Usage-based invoicing
Invoices are generated directly from metered consumption. What customers used is what they owe. Cloud connects to your billing provider and handles invoice generation from the policy's metered state.
Team alerting
Notification conditions defined in your policy route automatically to Slack or email. A customer crossing 80% of their limit, a hard limit firing on a key account, a soft limit going into overage — define the condition once in the policy, and Cloud routes it to the right team without additional application code.
denyUnconnected
When the WebSocket connection drops — network hiccup, Cloud maintenance, deployment restart — denyUnconnected controls what allow() returns for customers whose state isn't locally available.
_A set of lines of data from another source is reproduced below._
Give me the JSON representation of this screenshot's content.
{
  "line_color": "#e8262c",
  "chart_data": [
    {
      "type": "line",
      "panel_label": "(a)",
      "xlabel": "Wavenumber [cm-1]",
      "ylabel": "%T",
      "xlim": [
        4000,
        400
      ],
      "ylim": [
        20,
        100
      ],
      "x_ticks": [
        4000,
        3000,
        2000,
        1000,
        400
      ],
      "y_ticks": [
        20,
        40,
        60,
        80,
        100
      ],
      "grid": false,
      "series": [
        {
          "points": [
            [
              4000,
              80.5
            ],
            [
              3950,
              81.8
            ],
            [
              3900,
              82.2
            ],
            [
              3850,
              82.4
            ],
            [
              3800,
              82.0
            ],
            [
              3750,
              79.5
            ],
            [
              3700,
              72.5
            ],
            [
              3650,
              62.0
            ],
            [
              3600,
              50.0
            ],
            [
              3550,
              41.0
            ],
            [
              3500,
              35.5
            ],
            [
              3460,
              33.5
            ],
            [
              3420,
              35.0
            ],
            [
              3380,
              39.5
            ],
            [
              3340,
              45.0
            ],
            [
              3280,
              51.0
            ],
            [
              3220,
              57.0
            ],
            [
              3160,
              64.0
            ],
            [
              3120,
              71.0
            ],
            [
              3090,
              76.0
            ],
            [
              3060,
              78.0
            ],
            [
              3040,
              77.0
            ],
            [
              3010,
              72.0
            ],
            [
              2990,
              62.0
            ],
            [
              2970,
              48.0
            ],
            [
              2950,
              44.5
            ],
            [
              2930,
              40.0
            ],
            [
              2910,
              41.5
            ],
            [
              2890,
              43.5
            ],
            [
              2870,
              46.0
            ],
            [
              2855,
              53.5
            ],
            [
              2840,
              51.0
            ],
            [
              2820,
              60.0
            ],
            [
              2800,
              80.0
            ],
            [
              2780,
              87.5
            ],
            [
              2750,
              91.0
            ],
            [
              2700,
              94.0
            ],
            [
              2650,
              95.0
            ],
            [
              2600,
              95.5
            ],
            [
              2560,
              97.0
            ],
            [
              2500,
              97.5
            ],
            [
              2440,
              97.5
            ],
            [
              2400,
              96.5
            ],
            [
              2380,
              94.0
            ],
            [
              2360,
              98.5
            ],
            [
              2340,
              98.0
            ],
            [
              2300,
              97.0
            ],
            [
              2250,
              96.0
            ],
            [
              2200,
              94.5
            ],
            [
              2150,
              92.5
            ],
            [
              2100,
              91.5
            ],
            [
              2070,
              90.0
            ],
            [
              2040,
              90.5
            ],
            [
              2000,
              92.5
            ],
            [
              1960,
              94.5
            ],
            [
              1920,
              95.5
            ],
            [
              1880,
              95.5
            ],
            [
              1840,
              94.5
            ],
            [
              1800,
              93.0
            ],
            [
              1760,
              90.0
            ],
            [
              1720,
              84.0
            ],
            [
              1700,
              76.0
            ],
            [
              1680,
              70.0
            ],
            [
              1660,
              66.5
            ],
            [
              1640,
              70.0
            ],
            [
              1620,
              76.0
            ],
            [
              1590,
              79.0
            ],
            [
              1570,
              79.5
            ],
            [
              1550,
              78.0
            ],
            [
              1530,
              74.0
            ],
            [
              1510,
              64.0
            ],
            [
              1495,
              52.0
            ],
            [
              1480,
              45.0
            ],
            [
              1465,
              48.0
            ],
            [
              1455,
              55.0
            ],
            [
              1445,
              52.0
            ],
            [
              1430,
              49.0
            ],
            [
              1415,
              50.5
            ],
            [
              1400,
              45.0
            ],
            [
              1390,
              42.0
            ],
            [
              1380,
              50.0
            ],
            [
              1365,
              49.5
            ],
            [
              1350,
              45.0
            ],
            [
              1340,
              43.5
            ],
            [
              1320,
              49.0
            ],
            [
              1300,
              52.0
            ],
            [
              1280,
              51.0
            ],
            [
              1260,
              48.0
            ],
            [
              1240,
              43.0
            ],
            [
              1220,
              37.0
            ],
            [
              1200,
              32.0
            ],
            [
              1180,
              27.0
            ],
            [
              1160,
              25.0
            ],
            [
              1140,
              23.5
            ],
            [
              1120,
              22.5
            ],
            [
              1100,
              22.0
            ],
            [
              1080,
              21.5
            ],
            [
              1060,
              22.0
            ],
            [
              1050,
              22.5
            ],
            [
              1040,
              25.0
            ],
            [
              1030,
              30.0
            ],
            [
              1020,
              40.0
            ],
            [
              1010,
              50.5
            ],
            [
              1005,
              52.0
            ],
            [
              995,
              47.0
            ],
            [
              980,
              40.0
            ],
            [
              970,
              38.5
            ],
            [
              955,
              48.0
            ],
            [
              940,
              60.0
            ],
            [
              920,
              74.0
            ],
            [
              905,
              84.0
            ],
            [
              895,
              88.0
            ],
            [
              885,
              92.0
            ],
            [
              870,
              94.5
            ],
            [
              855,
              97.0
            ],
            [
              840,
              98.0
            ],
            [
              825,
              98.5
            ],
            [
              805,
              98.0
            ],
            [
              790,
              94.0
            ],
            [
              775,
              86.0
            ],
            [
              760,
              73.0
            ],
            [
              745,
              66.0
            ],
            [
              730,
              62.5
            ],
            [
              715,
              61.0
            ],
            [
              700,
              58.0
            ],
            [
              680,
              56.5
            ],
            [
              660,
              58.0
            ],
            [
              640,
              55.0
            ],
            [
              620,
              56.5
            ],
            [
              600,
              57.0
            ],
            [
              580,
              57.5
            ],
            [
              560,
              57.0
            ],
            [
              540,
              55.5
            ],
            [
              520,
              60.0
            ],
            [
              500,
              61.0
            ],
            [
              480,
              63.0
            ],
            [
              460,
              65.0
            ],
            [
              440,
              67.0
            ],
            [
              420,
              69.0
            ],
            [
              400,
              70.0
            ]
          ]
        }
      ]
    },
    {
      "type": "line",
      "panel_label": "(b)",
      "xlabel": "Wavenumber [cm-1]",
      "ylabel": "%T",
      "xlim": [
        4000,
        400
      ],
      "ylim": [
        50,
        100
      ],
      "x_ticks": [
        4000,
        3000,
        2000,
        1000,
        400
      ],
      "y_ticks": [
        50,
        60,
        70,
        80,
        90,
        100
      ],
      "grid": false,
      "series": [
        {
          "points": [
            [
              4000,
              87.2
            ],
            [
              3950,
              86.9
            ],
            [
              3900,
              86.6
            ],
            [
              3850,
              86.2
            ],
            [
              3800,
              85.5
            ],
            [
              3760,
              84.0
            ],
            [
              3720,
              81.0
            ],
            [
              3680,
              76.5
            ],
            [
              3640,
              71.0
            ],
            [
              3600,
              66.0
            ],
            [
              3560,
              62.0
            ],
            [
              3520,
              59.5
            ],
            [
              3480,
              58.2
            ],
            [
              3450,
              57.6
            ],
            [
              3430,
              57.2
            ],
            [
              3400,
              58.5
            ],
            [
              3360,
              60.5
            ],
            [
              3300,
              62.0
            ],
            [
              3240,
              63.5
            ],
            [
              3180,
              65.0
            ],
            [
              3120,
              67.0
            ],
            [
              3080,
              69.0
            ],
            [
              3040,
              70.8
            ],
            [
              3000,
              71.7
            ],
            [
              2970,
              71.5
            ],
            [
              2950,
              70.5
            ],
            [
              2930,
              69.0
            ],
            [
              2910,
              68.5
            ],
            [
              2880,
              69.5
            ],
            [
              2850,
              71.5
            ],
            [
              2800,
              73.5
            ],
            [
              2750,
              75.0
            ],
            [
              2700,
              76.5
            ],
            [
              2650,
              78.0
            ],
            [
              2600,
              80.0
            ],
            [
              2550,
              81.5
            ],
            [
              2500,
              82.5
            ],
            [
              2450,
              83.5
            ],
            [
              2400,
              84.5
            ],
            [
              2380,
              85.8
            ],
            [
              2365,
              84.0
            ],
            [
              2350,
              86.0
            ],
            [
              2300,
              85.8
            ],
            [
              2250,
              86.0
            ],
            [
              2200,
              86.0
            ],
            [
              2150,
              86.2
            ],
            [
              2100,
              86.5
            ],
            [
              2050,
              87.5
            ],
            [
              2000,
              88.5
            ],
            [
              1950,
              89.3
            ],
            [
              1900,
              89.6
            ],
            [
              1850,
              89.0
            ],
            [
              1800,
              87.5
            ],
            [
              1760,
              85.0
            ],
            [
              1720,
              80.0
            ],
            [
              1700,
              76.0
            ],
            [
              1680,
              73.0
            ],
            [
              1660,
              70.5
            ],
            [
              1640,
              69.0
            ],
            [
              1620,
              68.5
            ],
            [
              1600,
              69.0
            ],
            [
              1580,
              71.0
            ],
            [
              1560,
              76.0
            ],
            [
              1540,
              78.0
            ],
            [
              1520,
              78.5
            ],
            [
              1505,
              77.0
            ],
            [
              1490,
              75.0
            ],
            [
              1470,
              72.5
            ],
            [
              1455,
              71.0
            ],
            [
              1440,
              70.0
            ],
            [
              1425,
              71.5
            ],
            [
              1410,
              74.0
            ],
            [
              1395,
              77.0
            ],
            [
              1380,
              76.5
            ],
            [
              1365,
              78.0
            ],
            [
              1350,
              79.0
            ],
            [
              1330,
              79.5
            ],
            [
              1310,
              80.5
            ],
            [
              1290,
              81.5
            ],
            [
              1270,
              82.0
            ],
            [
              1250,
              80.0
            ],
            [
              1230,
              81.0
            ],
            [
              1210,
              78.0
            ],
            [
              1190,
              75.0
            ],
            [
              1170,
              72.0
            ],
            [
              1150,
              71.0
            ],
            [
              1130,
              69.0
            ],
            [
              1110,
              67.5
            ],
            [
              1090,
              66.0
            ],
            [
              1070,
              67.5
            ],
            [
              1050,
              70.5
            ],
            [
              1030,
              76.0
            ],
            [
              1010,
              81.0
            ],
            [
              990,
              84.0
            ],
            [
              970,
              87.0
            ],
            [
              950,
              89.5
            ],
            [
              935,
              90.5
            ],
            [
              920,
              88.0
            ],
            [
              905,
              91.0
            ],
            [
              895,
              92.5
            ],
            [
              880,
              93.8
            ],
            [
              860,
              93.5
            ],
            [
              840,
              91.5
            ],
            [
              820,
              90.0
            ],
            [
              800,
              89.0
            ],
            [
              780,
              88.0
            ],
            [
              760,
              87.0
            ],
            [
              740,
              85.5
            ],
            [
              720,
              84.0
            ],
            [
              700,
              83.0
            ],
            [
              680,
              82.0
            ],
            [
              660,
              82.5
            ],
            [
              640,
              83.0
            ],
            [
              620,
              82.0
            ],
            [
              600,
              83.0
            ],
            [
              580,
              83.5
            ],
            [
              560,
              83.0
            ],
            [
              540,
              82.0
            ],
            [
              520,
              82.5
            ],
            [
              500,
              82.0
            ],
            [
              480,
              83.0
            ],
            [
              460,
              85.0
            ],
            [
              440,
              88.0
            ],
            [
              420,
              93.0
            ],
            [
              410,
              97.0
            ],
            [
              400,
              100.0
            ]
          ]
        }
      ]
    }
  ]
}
const policy = await Limitr.cloud({
token: process.env.LIMITR_TOKEN,
denyUnconnected: true, // default
});
| Value | Behavior |
|---|---|
true (default) | allow() returns false when disconnected. Conservative — you never over-serve. |
false | allow() works normally when disconnected; remote sync is queued and flushed on reconnect. |
For most applications, when disconnected from Cloud there are larger issues than just Limitr. The default (true) is recommended unless your product is intentionally offline-capable or runs in environments without a consistent connection.
The reconnect is automatic. Once the connection is restored, customer state re-syncs and enforcement resumes normally.
Graceful shutdown
close() flushes any pending state to Cloud before closing the WebSocket. Call it during your application's shutdown sequence.
process.on('SIGTERM', async () => {
await policy.close();
process.exit(0);
});
Without close(), any metered usage that hasn't been flushed will be sent on the next reconnect. In most cases this is fine — the SDK queues unsent data. close() makes the flush synchronous and immediate.
Full initialization options
const policy = await Limitr.cloud({
token: string, // Required. API token from the dashboard.
policy?: string, // Policy version ID. Default: 'active' (latest published).
connectTimeout?: number, // ms to wait for initial connection. Default: 5000.
denyUnconnected?: boolean, // Deny allow() when disconnected. Default: true.
validate?: boolean, // Validate the policy on load. Default: true.
wsAddress?: string, // Override WebSocket endpoint. Default: wss://api.limitr.dev.
ticketAddress?: string, // Override auth ticket endpoint. Default: https://api.limitr.dev.
});
wsAddress and ticketAddress are for self-hosted or private Cloud deployments. Most users should never set these.
From local to Cloud
If you've followed the Quick Start, the transition is:
// Before
import { Limitr } from '@formata/limitr';
import { readFileSync } from 'fs';
const policy = await Limitr.new(readFileSync('./policy.yaml', 'utf-8'), 'yaml');
// After — remove the file, remove the format arg, add the token
const policy = await Limitr.cloud({ token: process.env.LIMITR_TOKEN });
if (!policy) throw new Error('Cloud connection failed');
// Everything below this line is identical
await policy.ensureCustomer('user_abc', 'starter');
const allowed = await policy.allow('user_abc', 'chat_input', 4200);
const remaining = await policy.remaining('user_abc', 'chat_input');
Your policy file is no longer needed in your repository. Your plan limits, credit definitions, and overage rules now live in the dashboard and can be updated by anyone with access — without touching your codebase.